The wind blew and the chimes rang below her.
She shook off the thought. Nothing’s going to happen! Just grab it and get out of here. Again, she reached through. She pushed into the railing so that the mask pressed up against her face as her hand felt at the air. It fluttered in space as if waving to someone below, until her fingers hooked the line and she was able to bring up the chimes, landing them like a fish pulled from the water. They went silent against the slat floor.
She quickly retraced her steps through the house, chimes held tightly in one hand, flashlight in the other. Once outside, she crouched at the edge of the backyard, again looking for human movement. The wind surged in a massive gust. She heard the snap of tree limbs and the clatter of tiles torn free. Dirt blasted up from the ground, but it was screened by the mesh before her eyes. She stood and walked the length of the side yard, holding the mask down, then passed through the yard of the house to the rear. Toppled trash bins slowed her progress. She made her way to the street, where she studied the row of identical structures, looking for the house where she had left Felicia. She strained to make sense of the scene, which had been sifted by the wind. The FOR SALE signs were no longer standing and the loose debris had been violently rearranged.

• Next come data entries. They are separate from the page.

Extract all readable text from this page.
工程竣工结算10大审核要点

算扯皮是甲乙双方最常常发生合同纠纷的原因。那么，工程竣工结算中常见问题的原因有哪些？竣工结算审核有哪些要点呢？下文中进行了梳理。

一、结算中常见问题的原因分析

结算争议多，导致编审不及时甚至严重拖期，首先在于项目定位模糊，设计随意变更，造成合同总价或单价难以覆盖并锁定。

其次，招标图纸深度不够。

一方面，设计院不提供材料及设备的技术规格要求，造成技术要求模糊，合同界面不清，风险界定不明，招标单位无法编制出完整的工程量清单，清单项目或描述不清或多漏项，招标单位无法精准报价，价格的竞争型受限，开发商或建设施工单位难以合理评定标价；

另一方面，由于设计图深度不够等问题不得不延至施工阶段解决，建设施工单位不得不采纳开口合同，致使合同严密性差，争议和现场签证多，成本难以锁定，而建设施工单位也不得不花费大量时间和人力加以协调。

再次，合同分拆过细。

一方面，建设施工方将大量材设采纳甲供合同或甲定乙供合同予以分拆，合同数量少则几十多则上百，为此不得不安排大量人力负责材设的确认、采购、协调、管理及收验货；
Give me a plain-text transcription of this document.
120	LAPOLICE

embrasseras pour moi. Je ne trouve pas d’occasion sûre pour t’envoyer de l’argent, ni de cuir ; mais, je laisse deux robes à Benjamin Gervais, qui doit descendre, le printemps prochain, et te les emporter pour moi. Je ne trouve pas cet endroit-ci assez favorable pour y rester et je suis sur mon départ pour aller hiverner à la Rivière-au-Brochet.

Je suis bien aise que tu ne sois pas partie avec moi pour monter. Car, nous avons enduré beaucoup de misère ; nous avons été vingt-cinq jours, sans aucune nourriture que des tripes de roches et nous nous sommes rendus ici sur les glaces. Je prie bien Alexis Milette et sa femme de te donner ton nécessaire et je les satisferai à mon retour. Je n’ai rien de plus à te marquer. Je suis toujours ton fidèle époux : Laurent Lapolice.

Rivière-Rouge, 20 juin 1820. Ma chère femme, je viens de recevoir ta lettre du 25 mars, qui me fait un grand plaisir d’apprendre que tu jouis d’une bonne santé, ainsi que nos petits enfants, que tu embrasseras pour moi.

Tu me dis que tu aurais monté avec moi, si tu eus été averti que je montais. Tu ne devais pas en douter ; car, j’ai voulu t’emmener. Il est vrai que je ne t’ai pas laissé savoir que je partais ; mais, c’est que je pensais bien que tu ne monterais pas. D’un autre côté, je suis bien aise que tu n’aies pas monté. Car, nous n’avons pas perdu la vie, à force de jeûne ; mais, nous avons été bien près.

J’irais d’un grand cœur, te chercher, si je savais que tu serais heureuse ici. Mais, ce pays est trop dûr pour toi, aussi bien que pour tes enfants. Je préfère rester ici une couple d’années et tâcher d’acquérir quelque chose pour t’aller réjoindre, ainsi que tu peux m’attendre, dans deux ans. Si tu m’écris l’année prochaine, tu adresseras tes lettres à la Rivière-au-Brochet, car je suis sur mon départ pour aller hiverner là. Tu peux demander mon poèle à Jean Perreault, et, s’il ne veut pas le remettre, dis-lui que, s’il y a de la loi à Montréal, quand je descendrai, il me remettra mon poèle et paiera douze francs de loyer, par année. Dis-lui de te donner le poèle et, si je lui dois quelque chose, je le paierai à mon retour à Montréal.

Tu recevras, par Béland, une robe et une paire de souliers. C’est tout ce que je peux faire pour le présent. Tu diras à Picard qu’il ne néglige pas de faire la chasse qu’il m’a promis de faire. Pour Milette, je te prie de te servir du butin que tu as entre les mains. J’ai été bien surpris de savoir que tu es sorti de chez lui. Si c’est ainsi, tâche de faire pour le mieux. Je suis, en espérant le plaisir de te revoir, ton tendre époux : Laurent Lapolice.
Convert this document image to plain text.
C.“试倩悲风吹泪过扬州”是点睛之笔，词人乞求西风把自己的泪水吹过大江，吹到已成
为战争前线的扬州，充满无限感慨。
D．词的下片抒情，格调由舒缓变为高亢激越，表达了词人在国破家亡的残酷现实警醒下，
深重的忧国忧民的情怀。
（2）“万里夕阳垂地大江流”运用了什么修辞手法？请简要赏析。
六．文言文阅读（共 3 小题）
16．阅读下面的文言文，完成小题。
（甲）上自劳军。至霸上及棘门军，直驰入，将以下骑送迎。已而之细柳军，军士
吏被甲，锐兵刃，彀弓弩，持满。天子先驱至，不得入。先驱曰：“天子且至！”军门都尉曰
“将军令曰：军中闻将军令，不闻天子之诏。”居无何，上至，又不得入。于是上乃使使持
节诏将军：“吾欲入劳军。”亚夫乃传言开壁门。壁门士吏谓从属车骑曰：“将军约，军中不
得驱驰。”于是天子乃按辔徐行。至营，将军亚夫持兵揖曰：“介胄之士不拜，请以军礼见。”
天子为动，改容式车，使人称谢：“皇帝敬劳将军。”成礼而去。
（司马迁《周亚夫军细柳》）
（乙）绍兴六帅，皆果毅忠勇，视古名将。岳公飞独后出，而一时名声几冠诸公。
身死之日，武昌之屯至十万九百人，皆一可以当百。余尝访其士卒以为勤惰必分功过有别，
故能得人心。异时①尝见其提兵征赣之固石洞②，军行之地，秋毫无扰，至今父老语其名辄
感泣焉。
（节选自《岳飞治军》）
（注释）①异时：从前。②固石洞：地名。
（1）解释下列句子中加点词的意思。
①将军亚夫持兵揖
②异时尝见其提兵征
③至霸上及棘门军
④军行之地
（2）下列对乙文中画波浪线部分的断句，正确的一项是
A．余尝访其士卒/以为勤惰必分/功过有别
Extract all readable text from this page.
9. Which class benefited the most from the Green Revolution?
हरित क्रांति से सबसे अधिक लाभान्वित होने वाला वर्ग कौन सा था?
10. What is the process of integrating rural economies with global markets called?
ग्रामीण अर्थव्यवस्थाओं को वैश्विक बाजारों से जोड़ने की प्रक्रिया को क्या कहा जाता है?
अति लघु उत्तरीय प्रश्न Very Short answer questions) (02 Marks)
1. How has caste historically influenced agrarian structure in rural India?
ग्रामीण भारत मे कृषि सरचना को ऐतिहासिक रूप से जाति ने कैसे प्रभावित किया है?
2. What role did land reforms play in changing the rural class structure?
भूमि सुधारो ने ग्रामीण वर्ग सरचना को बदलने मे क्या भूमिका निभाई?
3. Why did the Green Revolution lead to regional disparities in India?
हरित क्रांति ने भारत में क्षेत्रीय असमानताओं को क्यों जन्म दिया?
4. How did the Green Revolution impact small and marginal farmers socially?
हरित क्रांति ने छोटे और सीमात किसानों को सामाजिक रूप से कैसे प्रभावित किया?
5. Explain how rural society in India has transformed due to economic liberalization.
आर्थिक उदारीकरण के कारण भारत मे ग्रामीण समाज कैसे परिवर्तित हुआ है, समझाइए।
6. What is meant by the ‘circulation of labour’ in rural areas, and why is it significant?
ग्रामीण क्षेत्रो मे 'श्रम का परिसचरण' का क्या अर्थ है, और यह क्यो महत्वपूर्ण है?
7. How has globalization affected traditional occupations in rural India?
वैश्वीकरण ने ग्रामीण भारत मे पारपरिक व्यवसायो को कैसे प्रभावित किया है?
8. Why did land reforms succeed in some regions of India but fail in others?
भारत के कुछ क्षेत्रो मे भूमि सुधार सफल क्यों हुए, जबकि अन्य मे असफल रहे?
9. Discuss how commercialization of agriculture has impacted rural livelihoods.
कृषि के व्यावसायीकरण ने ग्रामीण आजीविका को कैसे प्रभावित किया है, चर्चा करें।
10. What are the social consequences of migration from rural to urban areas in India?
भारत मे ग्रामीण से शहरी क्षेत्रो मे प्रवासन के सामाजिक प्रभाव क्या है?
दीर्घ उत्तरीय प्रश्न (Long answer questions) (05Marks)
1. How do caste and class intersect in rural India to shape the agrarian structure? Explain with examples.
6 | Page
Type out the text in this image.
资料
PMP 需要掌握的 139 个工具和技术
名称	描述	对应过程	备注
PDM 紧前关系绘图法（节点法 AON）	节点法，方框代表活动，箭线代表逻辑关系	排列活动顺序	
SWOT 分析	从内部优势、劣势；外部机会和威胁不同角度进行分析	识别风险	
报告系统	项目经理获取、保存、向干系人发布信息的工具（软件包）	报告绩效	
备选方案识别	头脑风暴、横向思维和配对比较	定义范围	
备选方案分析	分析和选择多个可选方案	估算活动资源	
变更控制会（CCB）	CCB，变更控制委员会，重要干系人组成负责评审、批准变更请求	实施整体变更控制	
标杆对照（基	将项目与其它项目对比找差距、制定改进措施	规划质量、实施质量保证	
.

But before she could recognize that she was still a street away—having forgotten that she had crossed two streets earlier—she heard another chime. The wind carried the sound to her from down the street. She hesitated. But why not? She still wasn’t sleepy. And a night like this, with all this wind, is the best time to gather up more noisy things.
She started down the street. She kicked away papers that the wind attached to her legs and peeled them off her chest—shreds of newspaper, magazines, ads. Boxes were blown along like tumbleweeds. The feeble parkway trees bowed in the face of the explosive gale.
This time the chimes were hanging from a rafter on the front porch of a house that at first glance she believed was the very house with Felicia inside. But she would have noticed the chimes earlier. And the olive tree out front didn’t seem tall enough. It wasn’t even an olive tree, was it? There was no FOR SALE sign either.
Before she was even able to drag a patio chair under the chimes and lift them off a nail, she heard another ringing out nearby.